In questi giorni la disciplina sportiva dei tuffi è salita al disonore della cronaca per effetto di un telecronista rai in vena di battute sconvenienti nei confronti delle tuffatrici che si esibivano. A microfoni aperti, semi-aperti o chiusi si è lasciato andare, pensando di essere al bar della piscina. Apriti cielo, come si suol dire, “ce n’è venuta una gamba…”.

Confesso ai miei pochi ma buoni lettori di essere sceso dal trampolino della nostra società, proprio come faceva mio padre, per buttare lì qualche riflessione: due considerazioni molto provocatorie e graffianti, una da apprendista sociologo, una, la seconda, da impenitente pseudo-psicologo-matusa.

Faccio una doverosa premessa sperando di non offendere o irritare nessuno, perché di paradossi si tratta. Gli psicologi hanno sempre ragione in quanto, per il dritto o per il rovescio, in un modo o nell’altro, in un senso o nel suo contrario, trovano sempre una spiegazione, piuttosto campata in aria, e nessuno è in grado di confutarla.

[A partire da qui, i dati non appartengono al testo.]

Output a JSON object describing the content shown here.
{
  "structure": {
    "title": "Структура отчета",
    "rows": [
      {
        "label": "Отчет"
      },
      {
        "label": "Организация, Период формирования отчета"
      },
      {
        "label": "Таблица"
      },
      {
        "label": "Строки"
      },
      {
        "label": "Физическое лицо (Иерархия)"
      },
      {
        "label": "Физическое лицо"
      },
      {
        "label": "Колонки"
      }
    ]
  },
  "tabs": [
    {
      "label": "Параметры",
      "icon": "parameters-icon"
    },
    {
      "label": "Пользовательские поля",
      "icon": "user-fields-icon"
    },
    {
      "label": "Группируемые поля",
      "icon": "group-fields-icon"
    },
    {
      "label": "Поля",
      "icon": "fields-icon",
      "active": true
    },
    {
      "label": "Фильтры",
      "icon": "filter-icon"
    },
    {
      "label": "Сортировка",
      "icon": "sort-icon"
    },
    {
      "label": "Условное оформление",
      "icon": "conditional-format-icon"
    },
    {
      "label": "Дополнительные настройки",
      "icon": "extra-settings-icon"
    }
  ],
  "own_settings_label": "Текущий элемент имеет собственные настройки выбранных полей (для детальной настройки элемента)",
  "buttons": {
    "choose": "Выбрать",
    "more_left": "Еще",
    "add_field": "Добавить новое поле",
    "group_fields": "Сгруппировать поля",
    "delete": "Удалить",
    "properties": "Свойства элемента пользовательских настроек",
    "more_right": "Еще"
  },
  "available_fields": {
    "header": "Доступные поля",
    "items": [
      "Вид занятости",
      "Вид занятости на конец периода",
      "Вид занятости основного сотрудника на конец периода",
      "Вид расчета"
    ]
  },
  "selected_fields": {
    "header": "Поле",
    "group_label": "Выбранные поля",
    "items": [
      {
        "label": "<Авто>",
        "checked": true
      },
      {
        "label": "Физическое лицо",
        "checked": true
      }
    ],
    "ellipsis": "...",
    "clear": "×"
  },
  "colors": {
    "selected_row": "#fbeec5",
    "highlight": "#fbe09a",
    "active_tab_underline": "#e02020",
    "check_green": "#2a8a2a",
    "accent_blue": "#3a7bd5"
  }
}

I sociologi, come detto autorevolmente dai loro spietati scienziati dirimpettai, si dedicano, più o meno abilmente, alla elaborazione sistematica dell’ovvio, fanno una fotografia, più o meno nitida, della situazione.

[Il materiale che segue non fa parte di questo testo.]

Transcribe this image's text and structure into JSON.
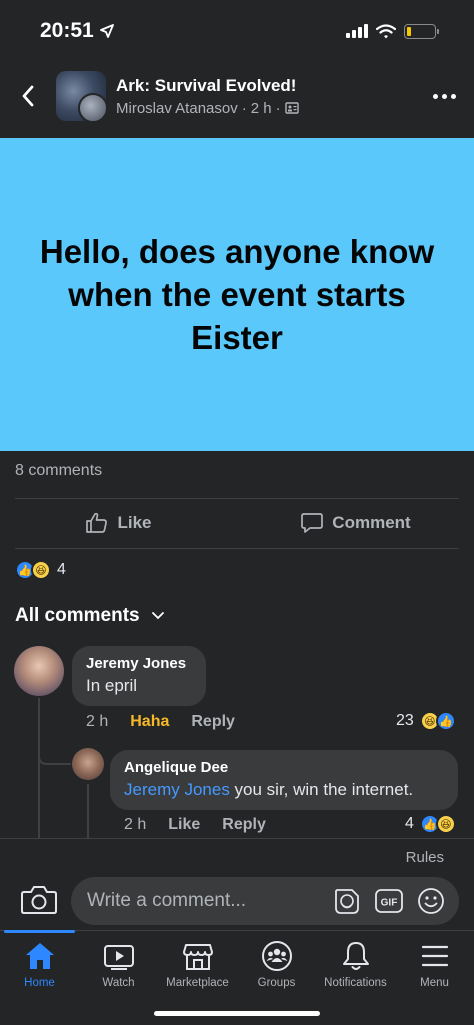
{
  "status_bar": {
    "time": "20:51"
  },
  "header": {
    "group_name": "Ark: Survival Evolved!",
    "author": "Miroslav Atanasov",
    "time_ago": "2 h",
    "separator": "·"
  },
  "post": {
    "text": "Hello, does anyone know when the event starts Eister",
    "background_color": "#5ac8fa"
  },
  "stats": {
    "comments_count": "8 comments",
    "reaction_count": "4"
  },
  "actions": {
    "like": "Like",
    "comment": "Comment"
  },
  "comments_filter": {
    "label": "All comments"
  },
  "comments": [
    {
      "author": "Jeremy Jones",
      "text": "In epril",
      "time_ago": "2 h",
      "reaction_label": "Haha",
      "reply_label": "Reply",
      "reaction_count": "23"
    },
    {
      "author": "Angelique Dee",
      "mention": "Jeremy Jones",
      "text": " you sir, win the internet.",
      "time_ago": "2 h",
      "like_label": "Like",
      "reply_label": "Reply",
      "reaction_count": "4"
    }
  ],
  "composer": {
    "rules": "Rules",
    "placeholder": "Write a comment...",
    "gif_label": "GIF"
  },
  "tabs": [
    {
      "label": "Home",
      "icon": "home-icon",
      "active": true
    },
    {
      "label": "Watch",
      "icon": "watch-icon"
    },
    {
      "label": "Marketplace",
      "icon": "marketplace-icon"
    },
    {
      "label": "Groups",
      "icon": "groups-icon"
    },
    {
      "label": "Notifications",
      "icon": "bell-icon"
    },
    {
      "label": "Menu",
      "icon": "menu-icon"
    }
  ],
  "colors": {
    "accent": "#2d88ff",
    "haha": "#f7b928",
    "mention": "#4599ff"
  }
}
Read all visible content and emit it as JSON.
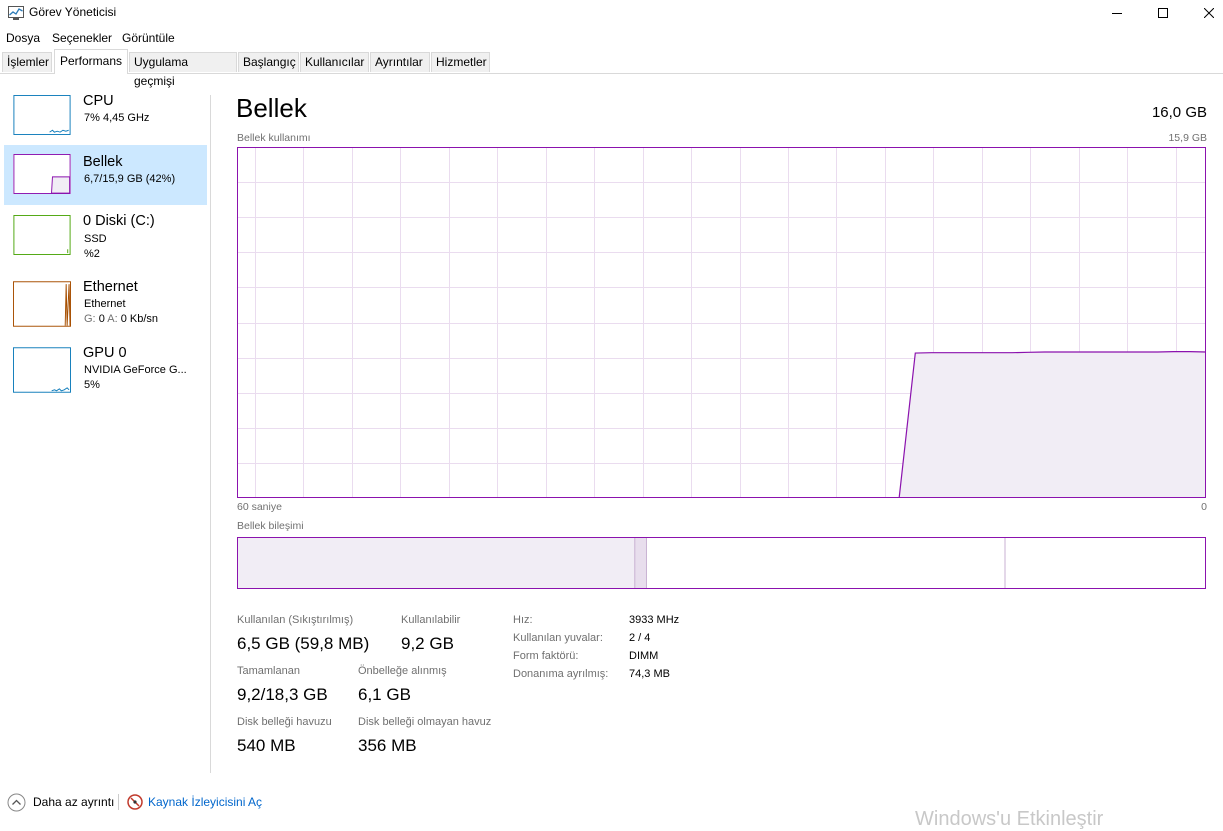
{
  "window": {
    "title": "Görev Yöneticisi",
    "min_icon": "minimize-icon",
    "max_icon": "maximize-icon",
    "close_icon": "close-icon"
  },
  "menu": [
    "Dosya",
    "Seçenekler",
    "Görüntüle"
  ],
  "tabs": [
    "İşlemler",
    "Performans",
    "Uygulama geçmişi",
    "Başlangıç",
    "Kullanıcılar",
    "Ayrıntılar",
    "Hizmetler"
  ],
  "active_tab": "Performans",
  "sidebar": [
    {
      "name": "CPU",
      "sub1": "7%  4,45 GHz",
      "color": "#117dbb"
    },
    {
      "name": "Bellek",
      "sub1": "6,7/15,9 GB (42%)",
      "color": "#8b12ae",
      "selected": true
    },
    {
      "name": "0 Diski (C:)",
      "sub1": "SSD",
      "sub2": "%2",
      "color": "#4da60c"
    },
    {
      "name": "Ethernet",
      "sub1": "Ethernet",
      "sub2_g": "G:",
      "sub2_gv": "0",
      "sub2_a": "A:",
      "sub2_av": "0 Kb/sn",
      "color": "#a74f01"
    },
    {
      "name": "GPU 0",
      "sub1": "NVIDIA GeForce G...",
      "sub2": "5%",
      "color": "#117dbb"
    }
  ],
  "main": {
    "title": "Bellek",
    "total": "16,0 GB",
    "usage_label": "Bellek kullanımı",
    "usage_max": "15,9 GB",
    "time_left": "60 saniye",
    "time_right": "0",
    "composition_label": "Bellek bileşimi",
    "usage_history_fraction": [
      0,
      0,
      0,
      0,
      0,
      0,
      0,
      0,
      0,
      0,
      0,
      0,
      0,
      0,
      0,
      0,
      0,
      0,
      0,
      0,
      0,
      0,
      0,
      0,
      0,
      0,
      0,
      0,
      0,
      0,
      0,
      0,
      0,
      0,
      0,
      0,
      0,
      0,
      0,
      0,
      0,
      0,
      0.413,
      0.414,
      0.414,
      0.414,
      0.414,
      0.414,
      0.414,
      0.415,
      0.416,
      0.416,
      0.416,
      0.416,
      0.416,
      0.416,
      0.416,
      0.416,
      0.417,
      0.417,
      0.416
    ],
    "composition": {
      "in_use_fraction": 0.41,
      "modified_fraction": 0.01,
      "standby_fraction": 0.37,
      "free_fraction": 0.21
    }
  },
  "stats": [
    {
      "label": "Kullanılan (Sıkıştırılmış)",
      "value": "6,5 GB (59,8 MB)"
    },
    {
      "label": "Kullanılabilir",
      "value": "9,2 GB"
    },
    {
      "label": "Tamamlanan",
      "value": "9,2/18,3 GB"
    },
    {
      "label": "Önbelleğe alınmış",
      "value": "6,1 GB"
    },
    {
      "label": "Disk belleği havuzu",
      "value": "540 MB"
    },
    {
      "label": "Disk belleği olmayan havuz",
      "value": "356 MB"
    }
  ],
  "details": [
    {
      "label": "Hız:",
      "value": "3933 MHz"
    },
    {
      "label": "Kullanılan yuvalar:",
      "value": "2 / 4"
    },
    {
      "label": "Form faktörü:",
      "value": "DIMM"
    },
    {
      "label": "Donanıma ayrılmış:",
      "value": "74,3 MB"
    }
  ],
  "footer": {
    "less_details": "Daha az ayrıntı",
    "resource_monitor": "Kaynak İzleyicisini Aç"
  },
  "watermark": "Windows'u Etkinleştir"
}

Cominciamo dalla sociologia. La nostra società è “barizzata”, è diventata cioè un bar globale: tutto passa da questo vaglio triviale, non importa se di alto o basso livello; tutto, per parafrasare Marco Ronconi e la sua teologia dabar, è diventato “robadabar”. E allora è perfettamente inutile che ci scandalizziamo e crocifiggiamo lo sgangherato frequentatore di turno. Siamo tutti coinvolti, come oratori o come ascoltatori: le televisioni sono i bar del centro città, i social sono i bar di periferia, i giornali, cartacei oppure online, ci portano il bar in casa. E cosa si fa al bar? Si parla un po’ di tutto: di politica, di sport, di donne, di sesso, di preti e suore, etc. etc. Con quanta serietà lo lascio immaginare. Però stiamo ben attenti. Forse è meglio spettegolare al bar che discutere con la stucchevole puzza sotto il naso. Prima o poi al bar ci si deve andare, tanto vale frequentarlo con rassegnata assiduità, oserei dire con serietà.

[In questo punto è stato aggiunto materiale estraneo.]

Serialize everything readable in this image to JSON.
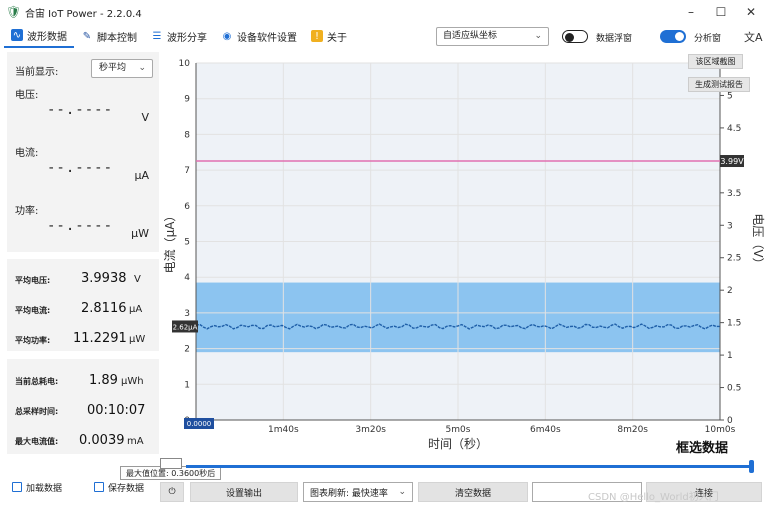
{
  "window": {
    "title": "合宙 IoT Power - 2.2.0.4",
    "minimize": "–",
    "maximize": "☐",
    "close": "✕"
  },
  "toolbar": {
    "tabs": [
      {
        "label": "波形数据",
        "icon": "waveform-icon",
        "active": true
      },
      {
        "label": "脚本控制",
        "icon": "script-icon"
      },
      {
        "label": "波形分享",
        "icon": "share-icon"
      },
      {
        "label": "设备软件设置",
        "icon": "settings-icon"
      },
      {
        "label": "关于",
        "icon": "info-icon"
      }
    ],
    "axis_mode": "自适应纵坐标",
    "float_label": "数据浮窗",
    "analysis_label": "分析窗",
    "translate_glyph": "文A"
  },
  "sidebar": {
    "display_label": "当前显示:",
    "display_value": "秒平均",
    "live": [
      {
        "label": "电压:",
        "value": "--.----",
        "unit": "V"
      },
      {
        "label": "电流:",
        "value": "--.----",
        "unit": "μA"
      },
      {
        "label": "功率:",
        "value": "--.----",
        "unit": "μW"
      }
    ],
    "averages": [
      {
        "label": "平均电压:",
        "value": "3.9938",
        "unit": "V"
      },
      {
        "label": "平均电流:",
        "value": "2.8116",
        "unit": "μA"
      },
      {
        "label": "平均功率:",
        "value": "11.2291",
        "unit": "μW"
      }
    ],
    "totals": [
      {
        "label": "当前总耗电:",
        "value": "1.89",
        "unit": "μWh"
      },
      {
        "label": "总采样时间:",
        "value": "00:10:07",
        "unit": ""
      },
      {
        "label": "最大电流值:",
        "value": "0.0039",
        "unit": "mA"
      }
    ]
  },
  "tooltip": "最大值位置: 0.3600秒后",
  "buttons": {
    "load": "加载数据",
    "save": "保存数据",
    "screenshot": "该区域截图",
    "report": "生成测试报告",
    "settings": "设置输出",
    "refresh": "图表刷新: 最快速率",
    "clear": "清空数据",
    "connect": "连接",
    "slider_small": "",
    "power_glyph": "⏻"
  },
  "watermark": "CSDN @Hello_World初入门",
  "chart_data": {
    "type": "line",
    "xlabel": "时间（秒）",
    "ylabel": "电流（μA）",
    "y2label": "电压（V）",
    "corner_title": "框选数据",
    "x_ticks": [
      "0",
      "1m40s",
      "3m20s",
      "5m0s",
      "6m40s",
      "8m20s",
      "10m0s"
    ],
    "xlim_seconds": [
      0,
      600
    ],
    "ylim": [
      0,
      10
    ],
    "y_ticks": [
      0,
      1,
      2,
      3,
      4,
      5,
      6,
      7,
      8,
      9,
      10
    ],
    "y2lim": [
      0,
      5.5
    ],
    "y2_ticks": [
      0,
      0.5,
      1,
      1.5,
      2,
      2.5,
      3,
      3.5,
      4,
      4.5,
      5,
      5.5
    ],
    "voltage_marker": "3.99V",
    "voltage_value": 3.99,
    "current_marker": "2.62μA",
    "current_value": 2.62,
    "x_start_marker": "0.0000",
    "selection_y": [
      1.9,
      3.85
    ],
    "colors": {
      "voltage": "#e070b0",
      "current": "#1f5fa8",
      "selection": "#8cc4f0",
      "grid": "#e2e2e2"
    }
  }
}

Ora la sparo grossa, azzardando una metafora, giusto per rendere l’idea: meglio la pornografia conclamata di quella subdola, meglio gli sporcaccioni e le sporcaccione in prima persona, nudi come mamma li fece, piuttosto degli sporcaccioni in giacca e cravatta. Monsignor Riboldi, battagliero vescovo di Acerra, durante un convegno affermò di preferire la pornografia pura a certi spettacoli televisivi ammantati di perbenismo, meglio il qualunquismo verace di quello politicamente corretto. Quindi la rai non faccia scena: se dovesse fare veramente pulizia dovrebbe chiudere tutti i suoi bar e mandare a casa fior di baristi con stipendi da nababbi. Resterebbe poco o niente. Lasci quindi in pace il telecronista avventato, barzelletta più barzelletta meno…

Vengo alla psicologia dabar. Tutti lo pensano e nessuno lo dice per timore di passare da retrogrado e/o bigotto. Io non ho di questi ritegni, anche perché sono convintissimo di non essere un matusa, ma una persona che osa ispirarsi al buon senso. Se tutti tenessero un comportamento un po’ più controllato, nel parlare, negli atteggiamenti, nelle esibizioni, nel fare il proprio mestiere, nell’essere uomo e donna, etc. etc., avrebbero tutto da guadagnare in emancipazione, dignità, rispetto e convivenza. Non è questione di pudore, ma di buongusto. Non pretendo la castrazione chimica dei telecronisti e nemmeno che le tuffatrici si presentino col burkini.  Il discorso vale per le piscine, ma anche per tutti gli altri eventi, sportivi e non. Evitiamo di creare un clima per cui qualcuno, al bar della piscina o dello stadio, si possa sentire invogliato a fare battute sessiste. Che preoccupa infatti non è la battuta in sé, ma ciò che sta a monte e a valle, vale a dire un pericoloso clima scherzoso e giocoso in materia sessuale. Come si sa, certi giochi finiscono male e lo vediamo tutti i giorni.